Given a string containing digits from 2-9 inclusive, return all possible letter combinations that the number could represent.
A mapping of digit to letters (just like on the telephone buttons) is given below. Note that 1 does not map to any letters.
Example:
Input: "23"
Output: ["ad", "ae", "af", "bd", "be", "bf", "cd", "ce", "cf"].
Note:
Although the above answer is in lexicographical order, your answer could be in any order you want.
代码
Approach 1: Backtracking
Complexity Analysis
Time complexity : O(3^N×4^M) where N is the number of digits in the input that maps to 3 letters (e.g.2, 3, 4, 5, 6, 8) and M is the number of digits in the input that maps to 4 letters (e.g.7, 9), and N+M is the total number digits in the input.

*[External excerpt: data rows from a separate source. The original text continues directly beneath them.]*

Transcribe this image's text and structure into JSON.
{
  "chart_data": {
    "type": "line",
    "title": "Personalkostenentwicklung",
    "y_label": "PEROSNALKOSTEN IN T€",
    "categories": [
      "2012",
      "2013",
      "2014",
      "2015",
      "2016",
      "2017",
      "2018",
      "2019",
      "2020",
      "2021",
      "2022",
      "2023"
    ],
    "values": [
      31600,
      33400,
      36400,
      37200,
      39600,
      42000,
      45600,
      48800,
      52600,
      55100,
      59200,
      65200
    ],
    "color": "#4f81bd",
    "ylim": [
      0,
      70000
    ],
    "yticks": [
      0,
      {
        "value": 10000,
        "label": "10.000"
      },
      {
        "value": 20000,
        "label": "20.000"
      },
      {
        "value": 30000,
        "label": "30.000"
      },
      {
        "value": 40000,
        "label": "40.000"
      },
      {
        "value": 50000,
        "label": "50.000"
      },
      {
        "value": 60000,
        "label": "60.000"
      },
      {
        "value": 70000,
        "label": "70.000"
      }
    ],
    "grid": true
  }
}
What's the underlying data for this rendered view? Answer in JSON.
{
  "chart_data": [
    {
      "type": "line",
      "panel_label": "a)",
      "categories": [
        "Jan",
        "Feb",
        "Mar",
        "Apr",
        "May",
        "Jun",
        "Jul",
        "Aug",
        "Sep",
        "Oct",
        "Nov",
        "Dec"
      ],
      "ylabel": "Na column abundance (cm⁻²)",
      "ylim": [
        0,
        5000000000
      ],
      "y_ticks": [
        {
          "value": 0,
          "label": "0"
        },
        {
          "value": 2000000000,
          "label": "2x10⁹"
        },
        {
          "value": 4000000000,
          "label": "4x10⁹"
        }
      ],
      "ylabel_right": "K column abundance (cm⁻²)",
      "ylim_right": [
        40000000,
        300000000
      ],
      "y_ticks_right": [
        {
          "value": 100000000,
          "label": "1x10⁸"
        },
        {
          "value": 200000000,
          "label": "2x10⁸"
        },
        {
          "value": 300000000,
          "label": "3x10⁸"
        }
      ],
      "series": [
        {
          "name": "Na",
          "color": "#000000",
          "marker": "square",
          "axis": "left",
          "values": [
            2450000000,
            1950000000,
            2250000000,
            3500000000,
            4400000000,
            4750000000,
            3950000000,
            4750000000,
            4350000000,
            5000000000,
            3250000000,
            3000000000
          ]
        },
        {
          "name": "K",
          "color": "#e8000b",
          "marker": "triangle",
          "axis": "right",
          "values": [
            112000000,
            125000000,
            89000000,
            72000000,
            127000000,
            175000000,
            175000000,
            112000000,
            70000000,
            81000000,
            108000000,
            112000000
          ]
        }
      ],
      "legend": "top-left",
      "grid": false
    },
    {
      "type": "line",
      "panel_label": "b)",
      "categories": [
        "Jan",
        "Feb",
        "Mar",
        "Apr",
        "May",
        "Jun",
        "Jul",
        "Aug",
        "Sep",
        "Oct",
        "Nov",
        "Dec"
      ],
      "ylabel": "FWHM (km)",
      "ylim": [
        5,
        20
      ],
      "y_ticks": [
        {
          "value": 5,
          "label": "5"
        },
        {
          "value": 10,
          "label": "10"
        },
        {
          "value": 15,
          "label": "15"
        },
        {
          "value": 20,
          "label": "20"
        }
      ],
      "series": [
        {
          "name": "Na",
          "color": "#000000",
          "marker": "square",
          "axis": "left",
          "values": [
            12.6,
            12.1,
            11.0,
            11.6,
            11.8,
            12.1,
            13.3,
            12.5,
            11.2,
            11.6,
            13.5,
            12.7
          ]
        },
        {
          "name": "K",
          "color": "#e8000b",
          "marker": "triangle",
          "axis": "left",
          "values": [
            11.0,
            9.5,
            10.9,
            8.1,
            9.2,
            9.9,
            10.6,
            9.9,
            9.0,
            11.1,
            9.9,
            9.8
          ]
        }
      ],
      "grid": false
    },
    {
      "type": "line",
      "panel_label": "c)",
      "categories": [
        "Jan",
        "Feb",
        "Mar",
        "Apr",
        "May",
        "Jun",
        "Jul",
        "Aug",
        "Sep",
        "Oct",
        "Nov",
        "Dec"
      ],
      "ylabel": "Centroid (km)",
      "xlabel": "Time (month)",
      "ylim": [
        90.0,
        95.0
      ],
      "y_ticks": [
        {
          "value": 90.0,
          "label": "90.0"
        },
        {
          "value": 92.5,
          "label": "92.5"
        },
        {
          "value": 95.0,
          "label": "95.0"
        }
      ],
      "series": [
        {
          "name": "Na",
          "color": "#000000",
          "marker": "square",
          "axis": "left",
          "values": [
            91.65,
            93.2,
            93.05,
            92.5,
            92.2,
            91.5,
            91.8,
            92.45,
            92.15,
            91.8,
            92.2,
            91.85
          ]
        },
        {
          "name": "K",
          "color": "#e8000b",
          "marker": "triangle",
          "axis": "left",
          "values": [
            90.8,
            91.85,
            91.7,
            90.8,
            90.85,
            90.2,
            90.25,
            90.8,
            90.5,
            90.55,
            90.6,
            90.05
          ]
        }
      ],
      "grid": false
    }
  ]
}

Space complexity : O(3^N×4^M) since one has to keep 3^N×4^M solutions.
class Solution {
Map<String, String> phone = new HashMap<String, String>(){{
put("2", "abc");
put("3", "def");
put("4", "ghi");
put("5", "jkl");
put("6", "mno");
put("7", "pqrs");
put("8", "tuv");
put("9", "wxyz");
}};
List<String> output = new ArrayList<String>();
public List<String> letterCombinations(String digits) {
if (digits.length() != 0) {
backtrack("", digits);
}
return output;
}
private void backtrack(String combination, String next_digits) {
if (next_digits.length() == 0) {
output.add(combination);
} else {
String digit = next_digits.substring(0, 1);
String letters = phone.get(digit);
for (int i = 0; i < letters.length(); i++) {
String letter = letters.substring(i, i + 1);
backtrack(combination + letter, next_digits.substring(1));
}
}
}
}